Few people relished the prospect of the first December UK general election since 1923, but for all the rough and tumble of the campaign, from an investor’s perspective today’s clear majority for the Conservative Party is a welcome result.
Writing before the full result is known, what has become clear is that the size of the anticipated Tory majority means that Prime Minister Boris Johnson will no longer be beholden to the more extreme Eurosceptic elements in his party.
The initial result may well be accompanied by frequent restatements of Johnson’s oft-repeated commitment to “get Brexit done.” In practice though, the sheer scale of his working majority will mean that the Prime Minister should, ultimately, be in a position to allow the transitional timetable for the UK’s departure from the EU to slip over the course of 2020, greatly reducing the risk of a “cliff-edge” departure from the EU in a little over 12 months from now.
This, in its own right, is a significant development, given a widespread acceptance among informed commentators that the likelihood of settling trade negotiations in a period of less than a year is extremely small.
I expect to see business confidence respond positively to this new set of political realities, which in turn should be genuinely positive for the UK economy.
The next Budget, which is expected to be announced in February, is likely to be loose in terms of fiscal spending, and therefore stimulatory in economic terms.
I expect consumer confidence – remarkably resilient in recent years notwithstanding all the uncertainty – to strengthen significantly.
Turning our attention to sterling, it is probably fair to say that the initial reaction of the pound to the result has been initially a little more muted than might have been expected. That being said, the pound’s breaching of 1.20 versus the euro feels significant, and I would not be surprised to see sterling strengthen further from here. Similarly, at the time of writing, the pound was trading at around 1.35 versus the US dollar; from here, it wouldn’t seem too outlandish to suggest that 1.40 could soon be within reach.
Sterling’s new-found resilience should help suppress UK inflation, and therefore boost real-terms wage growth over the year ahead, further bolstering consumers.
It is no secret that the UK stock market is likely to see this result as a resounding positive. While a strengthening sterling is likely to weigh somewhat on the big dollar earners like the oil companies, instinct tells me that the effect of sterling strength will be outweighed by the sheer relief that a prolonged period of political stasis is, at last, over.
It is perhaps worth pointing out that Johnson’s clear mandate potentially has broader implications for British politics than may at first appear the case. In some respects, the Conservative Party has fundamentally changed, and its manifesto commitment to significantly increase public spending is the greatest sign that the UK is no longer facing another five years of “more of the same.”
Labour, almost inevitably, will argue that today’s result does not represent a rejection of Corbynism, and that it primarily reflects extreme public fatigue with Brexit.
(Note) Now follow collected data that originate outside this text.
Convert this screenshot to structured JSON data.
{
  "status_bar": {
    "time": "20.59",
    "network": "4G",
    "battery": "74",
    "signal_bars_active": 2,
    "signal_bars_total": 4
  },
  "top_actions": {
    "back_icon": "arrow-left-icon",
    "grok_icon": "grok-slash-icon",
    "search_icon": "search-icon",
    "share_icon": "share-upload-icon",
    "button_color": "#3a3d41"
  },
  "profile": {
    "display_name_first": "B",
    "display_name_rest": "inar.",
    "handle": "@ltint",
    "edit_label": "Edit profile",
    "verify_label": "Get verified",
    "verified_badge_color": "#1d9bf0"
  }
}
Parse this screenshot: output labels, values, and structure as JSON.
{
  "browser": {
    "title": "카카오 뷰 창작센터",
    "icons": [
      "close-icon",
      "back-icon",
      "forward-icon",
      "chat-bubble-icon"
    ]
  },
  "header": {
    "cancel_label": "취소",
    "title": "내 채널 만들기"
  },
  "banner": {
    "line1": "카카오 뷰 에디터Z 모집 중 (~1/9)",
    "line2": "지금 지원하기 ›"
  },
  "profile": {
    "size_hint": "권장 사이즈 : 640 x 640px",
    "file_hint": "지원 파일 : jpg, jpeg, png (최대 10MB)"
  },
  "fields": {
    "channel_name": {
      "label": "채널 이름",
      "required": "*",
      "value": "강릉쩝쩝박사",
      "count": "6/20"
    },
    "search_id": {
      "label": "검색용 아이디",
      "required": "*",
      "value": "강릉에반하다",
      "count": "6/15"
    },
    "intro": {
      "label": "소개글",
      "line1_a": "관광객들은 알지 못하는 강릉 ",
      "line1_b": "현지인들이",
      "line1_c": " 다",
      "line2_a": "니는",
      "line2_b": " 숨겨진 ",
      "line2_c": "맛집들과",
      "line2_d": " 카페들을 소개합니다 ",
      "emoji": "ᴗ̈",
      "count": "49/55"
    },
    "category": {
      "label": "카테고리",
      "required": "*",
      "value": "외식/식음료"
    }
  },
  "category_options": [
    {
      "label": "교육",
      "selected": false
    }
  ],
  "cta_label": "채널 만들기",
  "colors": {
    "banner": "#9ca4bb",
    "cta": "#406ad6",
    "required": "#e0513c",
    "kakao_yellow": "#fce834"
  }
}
Political theorists may debate this point for years to come, but it nevertheless seems clear that Corbyn’s brand of “Big Government” has been rejected by the electorate.
In light of this, it seems highly probable that Labour will enter a period of introspection, before rediscovering a more centrist flavour of politics.
The disappearance of the perceived risk of a Corbyn-led government will be seen as an overwhelming positive by international investors, for whom the UK market may now regain its previous appeal.
As an investor in a sector that has endured many consecutive months of net outflows, today’s result feels like a distinctly positive development.